Keeping up with the kids
The school run is done and you’re back home, you’ve completed a million tasks and there are still more to do. The mountain of washing, the bins by the back door and that’s before you’ve even thought about the kids tea. Miracle of miracles though, the kids are sat down at the table and their homework is out, you give yourself an internal high five but then comes the dreaded question, ‘I don’t understand this… can you help…?’
It’s a great question. Can you help? Teaching methods and the national curriculum change frequently and the ways of the classroom are certainly different from those that most parents and especially grandparents experienced. Many parents want to help but fear they will confuse children more by teaching them a different way of working or that they simply won’t understand what is being asked.
A 2013 study by the publisher Pearson found that more than half [of parents] lacked the confidence to help children with simple sums in the home.
Just one in 20 respondents could correctly answer a full list of questions suitable for pupils aged 11 and under. The study found that 30 percent of parents “don’t feel confident enough in their own maths skills to help their children with their primary school maths homework”.
Meanwhile, some 53 per cent insisted they struggled to understand the new maths teaching methods used in modern classrooms. (Telegraph 2018)
The answer for many families has been to turn to private one-to one tuition, the private tuition sector is said to be worth an estimated £2bn, but what happens to the families who can’t afford these sessions?
Beautiful new beginnings is a company established by Primary School teacher and specialist in Special Educational Needs Carolyn Whitehead. Carolyn recognises the problem of parents feeling deskilled due to constant curriculum changes and has established the Happy Homework Club and Starting School Courses in response.

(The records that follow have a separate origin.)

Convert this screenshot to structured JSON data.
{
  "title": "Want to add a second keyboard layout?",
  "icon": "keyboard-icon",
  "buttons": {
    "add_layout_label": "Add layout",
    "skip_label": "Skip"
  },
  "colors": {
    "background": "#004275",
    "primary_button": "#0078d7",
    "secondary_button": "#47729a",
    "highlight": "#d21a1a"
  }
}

The Happy Homework club is a more affordable solution to getting that extra help. Whilst it is not one-to-one the homework club takes a maximum of 10 students at anytime, a great reduction on school class sizes which can often be as high as 30 students per class. The classes are planned around the needs of the children attending and each child is allowed time and space to work through their tasks.
Happy Homework Club solves the homework problem for a small number of students but in order for it to stay effective it must remain small, so what about other students, how can beautiful new beginnings help?
The Starting School Course is exactly what it says on the tin. The course is for parents of students about to start Primary School to develop their skillset in supporting with tasks, understanding the curriculum and most impressively embedding practice of essential skills into the everyday. Yes Carolyn has done the impossible, with the exercises you will learn you can do more in less time. Meaning you will regularly be providing opportunities to learn without having to set aside extra time in your already chaotic day. Parental involvement is key to making the most of what any school is trying to achieve. The Department for Education published research that shows-
- In the early years, parental involvement has a significant impact on children’s cognitive development and literacy and number skills.
- Parental involvement in a child’s schooling for a child between the ages of 7 and 16 is a more powerful force than family background, size of family and level of parental education.
- Parental involvement has a significant effect on pupil achievement throughout the years of schooling.
- Educational failure is increased by lack of parental interest in schooling.
- In particular, a father’s interest in a child’s schooling is strongly linked to educational outcomes for the child.
The course is perfect for parents who feel in the dark about what to expect from their child’s school experience but will equally benefit parents who are looking for practical ways of supporting on a day to day basis.